In this study, the antibacterial properties, dye adsorption, and photocatalytic CO₂ reduction properties were studied. The MOF had a certain bacteriostatic effect on S. aureus and C. albicans, and a high concentration of the MOF could completely inhibit their growth within 24 h. The antibacterial mechanism of the MOF can be attributed to the slow release of metal ions. And the removal rate of CR by the MOF reached 83.42% at 60 min. The high adsorption of CR by the MOF may be due to the adsorption on the surface and pores as well as the Coulomb force between the MOF and CR. Notably, we systematically investigated the photocatalytic CO₂ reduction performance of the MOF. We successfully constructed a photocatalytic carbon dioxide reduction system using the MOF as a catalyst, Ru as a photosensitizer, TEOA as an electron sacrificial agent, and DMF and water as solvents.
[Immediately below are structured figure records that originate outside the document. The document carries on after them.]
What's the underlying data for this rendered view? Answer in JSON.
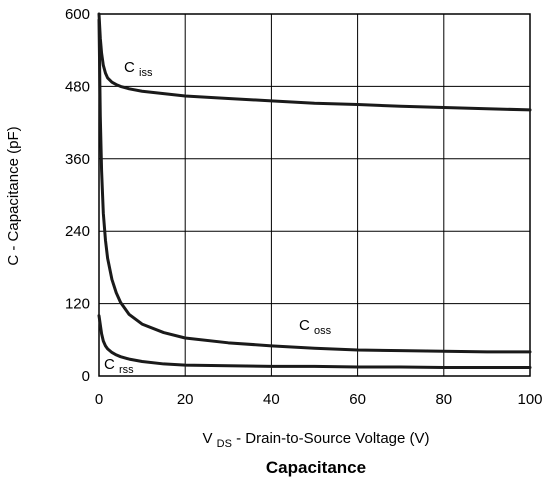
{
  "chart_data": {
    "type": "line",
    "title": "Capacitance",
    "xlabel": {
      "main": "V",
      "sub": "DS",
      "rest": " - Drain-to-Source Voltage (V)"
    },
    "ylabel": "C - Capacitance (pF)",
    "xlim": [
      0,
      100
    ],
    "ylim": [
      0,
      600
    ],
    "x_ticks": [
      0,
      20,
      40,
      60,
      80,
      100
    ],
    "y_ticks": [
      0,
      120,
      240,
      360,
      480,
      600
    ],
    "grid": true,
    "series": [
      {
        "name": "Ciss",
        "label_main": "C",
        "label_sub": "iss",
        "x": [
          0,
          0.3,
          0.6,
          1,
          1.5,
          2,
          3,
          4,
          5,
          7,
          10,
          15,
          20,
          30,
          40,
          50,
          60,
          70,
          80,
          90,
          100
        ],
        "y": [
          600,
          560,
          535,
          515,
          502,
          494,
          487,
          483,
          480,
          476,
          472,
          468,
          464,
          460,
          456,
          452,
          450,
          447,
          445,
          443,
          441
        ]
      },
      {
        "name": "Coss",
        "label_main": "C",
        "label_sub": "oss",
        "x": [
          0,
          0.3,
          0.6,
          1,
          1.5,
          2,
          3,
          4,
          5,
          7,
          10,
          15,
          20,
          30,
          40,
          50,
          60,
          70,
          80,
          90,
          100
        ],
        "y": [
          590,
          430,
          340,
          270,
          225,
          195,
          160,
          138,
          122,
          102,
          86,
          72,
          63,
          55,
          50,
          46,
          43,
          42,
          41,
          40,
          40
        ]
      },
      {
        "name": "Crss",
        "label_main": "C",
        "label_sub": "rss",
        "x": [
          0,
          0.3,
          0.6,
          1,
          1.5,
          2,
          3,
          4,
          5,
          7,
          10,
          15,
          20,
          30,
          40,
          50,
          60,
          70,
          80,
          90,
          100
        ],
        "y": [
          100,
          85,
          70,
          58,
          50,
          45,
          39,
          35,
          32,
          28,
          24,
          20,
          18,
          17,
          16,
          16,
          15,
          15,
          14,
          14,
          14
        ]
      }
    ]
  }
}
Within 12 h, the average generation rate of CO reached 3421.59 μmol·g⁻¹·h⁻¹. Subsequently, we referred to the relevant literature and think that the reaction mechanism is binuclear metal synergistic catalysis. According to theoretical calculations, one C_O (II) acts as the catalytic active center to combine and reduce CO₂, and the other C_O(II) acts as the auxiliary catalytic site to promote the decomposition of C-O in the intermediate [O = C-OH] and the departure of -OH, so as to promote the rapid conversion of CO₂ into CO, thus improving the photocatalytic reaction rate [48]. Because of the porous and large specific surface area of the MOF providing more active sites, it can absorb more CO₂, which increases the local CO₂ concentration, thus improving the reaction activity. In summary, the MOF has broad application prospects in the fields of photocatalytic reduction in CO₂, solid antibacterial, and dye adsorption.